Compressors may be linked to a gas blending panel to make nitrox, trimix, heliair or heliox mixes. The panel controls the decanting of oxygen and helium from cylinders bought from commercial gas suppliers.

As it is not possible to decant to a diving cylinder from a storage cylinder that holds gas at a lower pressure than the diving cylinder, the expensive gas in low pressure storage cylinders is not easily consumed and may go to waste when the storage cylinder is returned to the supplier.
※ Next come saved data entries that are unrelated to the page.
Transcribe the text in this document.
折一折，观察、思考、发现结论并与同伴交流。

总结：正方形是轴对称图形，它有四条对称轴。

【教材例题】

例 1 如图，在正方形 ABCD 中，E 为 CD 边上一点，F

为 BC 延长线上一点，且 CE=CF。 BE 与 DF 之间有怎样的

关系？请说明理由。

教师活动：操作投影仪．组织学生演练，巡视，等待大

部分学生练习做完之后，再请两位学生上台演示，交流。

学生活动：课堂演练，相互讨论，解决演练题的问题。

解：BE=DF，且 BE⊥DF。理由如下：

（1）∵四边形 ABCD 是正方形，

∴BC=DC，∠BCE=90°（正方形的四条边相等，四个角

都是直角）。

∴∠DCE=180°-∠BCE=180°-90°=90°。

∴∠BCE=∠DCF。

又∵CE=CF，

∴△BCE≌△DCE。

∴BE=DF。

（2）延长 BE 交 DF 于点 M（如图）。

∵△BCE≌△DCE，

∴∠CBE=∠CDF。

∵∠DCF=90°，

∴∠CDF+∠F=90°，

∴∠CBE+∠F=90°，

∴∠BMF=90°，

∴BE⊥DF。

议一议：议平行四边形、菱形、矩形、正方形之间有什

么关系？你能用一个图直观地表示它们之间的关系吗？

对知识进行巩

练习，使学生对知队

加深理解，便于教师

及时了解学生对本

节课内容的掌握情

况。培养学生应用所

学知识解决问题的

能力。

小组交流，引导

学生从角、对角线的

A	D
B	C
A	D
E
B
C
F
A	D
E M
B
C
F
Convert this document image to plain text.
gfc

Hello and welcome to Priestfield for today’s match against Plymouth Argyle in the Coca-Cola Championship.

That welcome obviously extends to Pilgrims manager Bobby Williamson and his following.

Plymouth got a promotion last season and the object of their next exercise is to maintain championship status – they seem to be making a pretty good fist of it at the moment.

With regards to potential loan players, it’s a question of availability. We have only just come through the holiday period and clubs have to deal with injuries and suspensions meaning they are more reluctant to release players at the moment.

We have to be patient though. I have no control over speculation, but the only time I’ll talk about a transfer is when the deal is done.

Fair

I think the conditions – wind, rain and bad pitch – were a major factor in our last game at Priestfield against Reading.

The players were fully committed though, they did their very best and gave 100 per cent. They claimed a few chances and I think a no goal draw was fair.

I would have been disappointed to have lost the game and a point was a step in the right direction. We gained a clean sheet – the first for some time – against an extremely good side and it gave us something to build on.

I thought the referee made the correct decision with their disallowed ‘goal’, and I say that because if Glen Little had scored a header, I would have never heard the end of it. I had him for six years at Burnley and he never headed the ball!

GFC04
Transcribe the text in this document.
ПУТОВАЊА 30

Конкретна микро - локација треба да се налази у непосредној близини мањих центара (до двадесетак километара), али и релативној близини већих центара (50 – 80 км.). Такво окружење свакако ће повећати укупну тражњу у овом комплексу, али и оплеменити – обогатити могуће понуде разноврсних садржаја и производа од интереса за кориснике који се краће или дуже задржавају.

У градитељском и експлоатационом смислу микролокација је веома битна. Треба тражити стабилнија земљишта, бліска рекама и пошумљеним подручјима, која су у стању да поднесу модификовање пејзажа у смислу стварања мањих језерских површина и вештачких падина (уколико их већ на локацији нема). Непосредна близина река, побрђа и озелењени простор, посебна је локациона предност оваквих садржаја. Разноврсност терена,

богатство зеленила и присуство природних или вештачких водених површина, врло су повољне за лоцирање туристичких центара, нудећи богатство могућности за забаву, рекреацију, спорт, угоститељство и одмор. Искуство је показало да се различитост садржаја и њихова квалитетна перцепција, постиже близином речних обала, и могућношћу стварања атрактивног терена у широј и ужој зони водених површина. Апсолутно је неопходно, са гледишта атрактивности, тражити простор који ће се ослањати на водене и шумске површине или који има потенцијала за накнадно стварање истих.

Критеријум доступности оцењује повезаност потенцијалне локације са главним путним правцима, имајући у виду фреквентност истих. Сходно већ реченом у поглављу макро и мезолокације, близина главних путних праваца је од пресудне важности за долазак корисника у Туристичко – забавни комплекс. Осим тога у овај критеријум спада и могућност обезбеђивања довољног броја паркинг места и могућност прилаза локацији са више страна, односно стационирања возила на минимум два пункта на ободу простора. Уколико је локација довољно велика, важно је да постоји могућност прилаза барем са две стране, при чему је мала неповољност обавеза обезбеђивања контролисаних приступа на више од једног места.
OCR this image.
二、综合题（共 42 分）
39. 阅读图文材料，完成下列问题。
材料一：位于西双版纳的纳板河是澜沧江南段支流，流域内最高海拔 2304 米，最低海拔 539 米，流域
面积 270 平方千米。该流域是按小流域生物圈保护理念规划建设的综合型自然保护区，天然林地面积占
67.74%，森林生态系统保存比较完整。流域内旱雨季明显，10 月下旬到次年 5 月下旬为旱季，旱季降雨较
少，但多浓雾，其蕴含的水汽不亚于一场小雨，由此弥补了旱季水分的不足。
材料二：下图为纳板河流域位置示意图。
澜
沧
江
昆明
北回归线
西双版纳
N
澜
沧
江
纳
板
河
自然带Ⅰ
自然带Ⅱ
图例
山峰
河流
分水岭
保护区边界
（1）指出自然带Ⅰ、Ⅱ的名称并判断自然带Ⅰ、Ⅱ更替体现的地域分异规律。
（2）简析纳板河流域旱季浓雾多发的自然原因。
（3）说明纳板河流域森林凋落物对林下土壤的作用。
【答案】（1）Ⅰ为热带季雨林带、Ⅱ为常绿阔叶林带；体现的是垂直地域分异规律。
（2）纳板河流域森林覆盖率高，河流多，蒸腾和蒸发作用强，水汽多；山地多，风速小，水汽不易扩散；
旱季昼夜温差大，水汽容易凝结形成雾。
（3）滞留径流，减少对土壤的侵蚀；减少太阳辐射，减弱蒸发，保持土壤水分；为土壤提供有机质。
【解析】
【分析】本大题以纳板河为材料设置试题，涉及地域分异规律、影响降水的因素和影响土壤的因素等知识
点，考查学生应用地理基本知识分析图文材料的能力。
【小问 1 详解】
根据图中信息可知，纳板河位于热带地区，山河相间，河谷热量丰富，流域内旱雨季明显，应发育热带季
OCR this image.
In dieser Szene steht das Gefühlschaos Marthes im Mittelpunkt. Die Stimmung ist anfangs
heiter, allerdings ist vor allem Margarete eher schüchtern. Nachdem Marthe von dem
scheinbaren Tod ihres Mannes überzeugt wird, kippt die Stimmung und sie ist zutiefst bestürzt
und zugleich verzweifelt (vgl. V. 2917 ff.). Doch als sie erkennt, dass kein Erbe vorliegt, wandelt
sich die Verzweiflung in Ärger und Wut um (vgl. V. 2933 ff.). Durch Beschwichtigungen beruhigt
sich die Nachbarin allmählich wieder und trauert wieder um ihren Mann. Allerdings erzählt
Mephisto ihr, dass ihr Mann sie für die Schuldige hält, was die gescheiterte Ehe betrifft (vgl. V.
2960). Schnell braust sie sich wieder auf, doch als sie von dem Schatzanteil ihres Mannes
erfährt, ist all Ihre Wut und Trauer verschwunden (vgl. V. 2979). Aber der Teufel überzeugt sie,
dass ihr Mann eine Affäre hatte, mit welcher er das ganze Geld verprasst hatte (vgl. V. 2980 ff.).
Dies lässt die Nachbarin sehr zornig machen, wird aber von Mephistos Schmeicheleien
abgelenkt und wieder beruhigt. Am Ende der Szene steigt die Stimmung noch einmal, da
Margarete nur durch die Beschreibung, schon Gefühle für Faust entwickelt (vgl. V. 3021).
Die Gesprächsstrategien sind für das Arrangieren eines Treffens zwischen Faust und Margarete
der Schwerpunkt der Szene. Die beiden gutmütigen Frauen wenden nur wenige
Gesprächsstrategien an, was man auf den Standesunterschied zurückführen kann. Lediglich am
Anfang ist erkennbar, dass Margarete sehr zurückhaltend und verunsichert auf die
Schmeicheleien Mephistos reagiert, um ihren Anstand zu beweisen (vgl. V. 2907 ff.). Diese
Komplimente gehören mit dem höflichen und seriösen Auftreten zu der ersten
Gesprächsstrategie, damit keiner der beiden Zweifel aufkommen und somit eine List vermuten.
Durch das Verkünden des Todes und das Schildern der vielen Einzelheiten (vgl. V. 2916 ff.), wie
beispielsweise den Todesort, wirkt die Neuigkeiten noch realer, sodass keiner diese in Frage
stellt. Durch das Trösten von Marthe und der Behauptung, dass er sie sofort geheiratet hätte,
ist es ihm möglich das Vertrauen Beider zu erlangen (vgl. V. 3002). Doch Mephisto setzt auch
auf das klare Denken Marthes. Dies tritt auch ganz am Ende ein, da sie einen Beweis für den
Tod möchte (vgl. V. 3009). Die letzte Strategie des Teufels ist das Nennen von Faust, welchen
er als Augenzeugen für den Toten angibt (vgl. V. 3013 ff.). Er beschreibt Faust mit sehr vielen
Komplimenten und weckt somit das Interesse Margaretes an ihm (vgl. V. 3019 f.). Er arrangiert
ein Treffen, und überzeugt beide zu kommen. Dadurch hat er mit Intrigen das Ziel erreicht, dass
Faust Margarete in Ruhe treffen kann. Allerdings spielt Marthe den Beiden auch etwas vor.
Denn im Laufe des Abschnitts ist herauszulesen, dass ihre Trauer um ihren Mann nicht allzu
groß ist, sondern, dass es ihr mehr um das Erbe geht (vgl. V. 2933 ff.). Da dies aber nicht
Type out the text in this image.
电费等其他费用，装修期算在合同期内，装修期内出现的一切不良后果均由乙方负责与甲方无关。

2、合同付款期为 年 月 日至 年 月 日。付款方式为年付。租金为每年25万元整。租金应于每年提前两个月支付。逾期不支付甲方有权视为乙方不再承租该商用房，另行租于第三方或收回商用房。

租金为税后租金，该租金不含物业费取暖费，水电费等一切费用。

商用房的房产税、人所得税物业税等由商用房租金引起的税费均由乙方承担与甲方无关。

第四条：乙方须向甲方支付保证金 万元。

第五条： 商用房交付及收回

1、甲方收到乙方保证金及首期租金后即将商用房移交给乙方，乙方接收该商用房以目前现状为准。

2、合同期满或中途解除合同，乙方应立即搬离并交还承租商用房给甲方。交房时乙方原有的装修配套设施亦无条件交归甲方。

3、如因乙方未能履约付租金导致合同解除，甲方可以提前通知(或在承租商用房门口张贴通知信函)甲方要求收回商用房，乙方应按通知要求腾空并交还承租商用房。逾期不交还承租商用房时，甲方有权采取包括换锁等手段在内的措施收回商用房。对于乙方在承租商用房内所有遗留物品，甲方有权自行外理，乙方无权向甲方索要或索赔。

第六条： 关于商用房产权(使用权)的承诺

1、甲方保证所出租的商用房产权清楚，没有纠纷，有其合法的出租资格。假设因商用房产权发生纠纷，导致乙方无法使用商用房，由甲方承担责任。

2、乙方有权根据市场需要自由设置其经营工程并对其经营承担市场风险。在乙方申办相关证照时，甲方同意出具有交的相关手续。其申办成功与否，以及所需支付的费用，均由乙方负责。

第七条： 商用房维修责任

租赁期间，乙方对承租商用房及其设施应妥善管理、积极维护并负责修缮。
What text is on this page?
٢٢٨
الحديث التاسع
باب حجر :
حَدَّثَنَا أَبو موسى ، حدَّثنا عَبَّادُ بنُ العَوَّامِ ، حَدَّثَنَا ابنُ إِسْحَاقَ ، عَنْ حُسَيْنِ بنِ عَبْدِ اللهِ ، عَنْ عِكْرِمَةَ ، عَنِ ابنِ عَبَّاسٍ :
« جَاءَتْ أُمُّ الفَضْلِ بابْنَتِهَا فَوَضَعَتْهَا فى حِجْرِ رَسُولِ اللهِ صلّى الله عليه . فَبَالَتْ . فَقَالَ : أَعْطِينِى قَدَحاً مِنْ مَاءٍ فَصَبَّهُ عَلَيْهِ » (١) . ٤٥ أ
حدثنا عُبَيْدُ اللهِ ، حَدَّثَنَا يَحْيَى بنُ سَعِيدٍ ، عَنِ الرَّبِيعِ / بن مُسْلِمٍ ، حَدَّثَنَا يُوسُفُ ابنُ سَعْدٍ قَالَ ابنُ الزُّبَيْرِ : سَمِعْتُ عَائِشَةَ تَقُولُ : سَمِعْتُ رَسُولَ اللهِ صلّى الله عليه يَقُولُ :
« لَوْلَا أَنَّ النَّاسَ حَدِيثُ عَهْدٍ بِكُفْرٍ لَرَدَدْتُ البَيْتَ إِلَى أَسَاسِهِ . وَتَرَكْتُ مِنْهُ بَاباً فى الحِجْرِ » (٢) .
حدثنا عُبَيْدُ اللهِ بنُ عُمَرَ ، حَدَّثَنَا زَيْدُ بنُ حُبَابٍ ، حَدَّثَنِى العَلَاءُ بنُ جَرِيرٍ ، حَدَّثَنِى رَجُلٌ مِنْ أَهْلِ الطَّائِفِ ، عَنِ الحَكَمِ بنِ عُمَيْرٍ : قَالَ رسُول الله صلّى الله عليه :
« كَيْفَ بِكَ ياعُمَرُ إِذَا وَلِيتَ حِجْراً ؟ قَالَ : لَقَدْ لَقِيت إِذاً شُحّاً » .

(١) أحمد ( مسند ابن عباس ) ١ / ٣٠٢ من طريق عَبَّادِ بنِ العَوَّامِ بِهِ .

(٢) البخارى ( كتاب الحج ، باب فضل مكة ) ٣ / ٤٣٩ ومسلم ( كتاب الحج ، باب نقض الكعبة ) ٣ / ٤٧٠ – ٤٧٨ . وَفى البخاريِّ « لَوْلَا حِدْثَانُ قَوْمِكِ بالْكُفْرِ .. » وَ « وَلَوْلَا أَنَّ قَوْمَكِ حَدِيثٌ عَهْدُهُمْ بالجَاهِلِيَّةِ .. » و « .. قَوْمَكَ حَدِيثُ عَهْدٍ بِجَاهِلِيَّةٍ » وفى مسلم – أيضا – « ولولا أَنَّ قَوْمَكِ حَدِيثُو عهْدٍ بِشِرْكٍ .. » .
The cascade system may be used with a bank of storage cylinders to economically consume these high cost gases so that the economically maximum gas is used from the bank. This involves filling a diving cylinder by first decanting from the bank cylinder with the lowest pressure that is higher than the diving cylinder's pressure and then from the next higher-pressure bank cylinder in succession until the diving cylinder is full. The system maximizes the use of low-pressure bank gas and minimizes the use of high-pressure bank gas.

Another method for scavenging expensive low pressure gases is to pump it with a gas booster pump such as a Haskel pump, or to add it to the intake air of a suitable compressor at atmospheric pressure in a mixer known as a blending stick.

== Operation ==
A diving air compressor operator may be required to be formally certified as competent to operate a diving air compressor and to fill high pressure cylinders. In other jurisdictions the operator may be required to be competent to use the equipment and externally examine cylinders for compliance, but there may be no formal licence or registration required. In yet other jurisdictions there may be no control at all. National and/or state occupational health and safety legislation will usually apply.

There are two basic aspects which may be considered: The health and safety of the operator, who operates hazardous equipment, and is exposed to mechanical and noise hazard from the compressor machinery, high pressure equipment, and cylinders, and the health and safety of the user of the breathing gas, who relies on the compressor operator for quality assurance.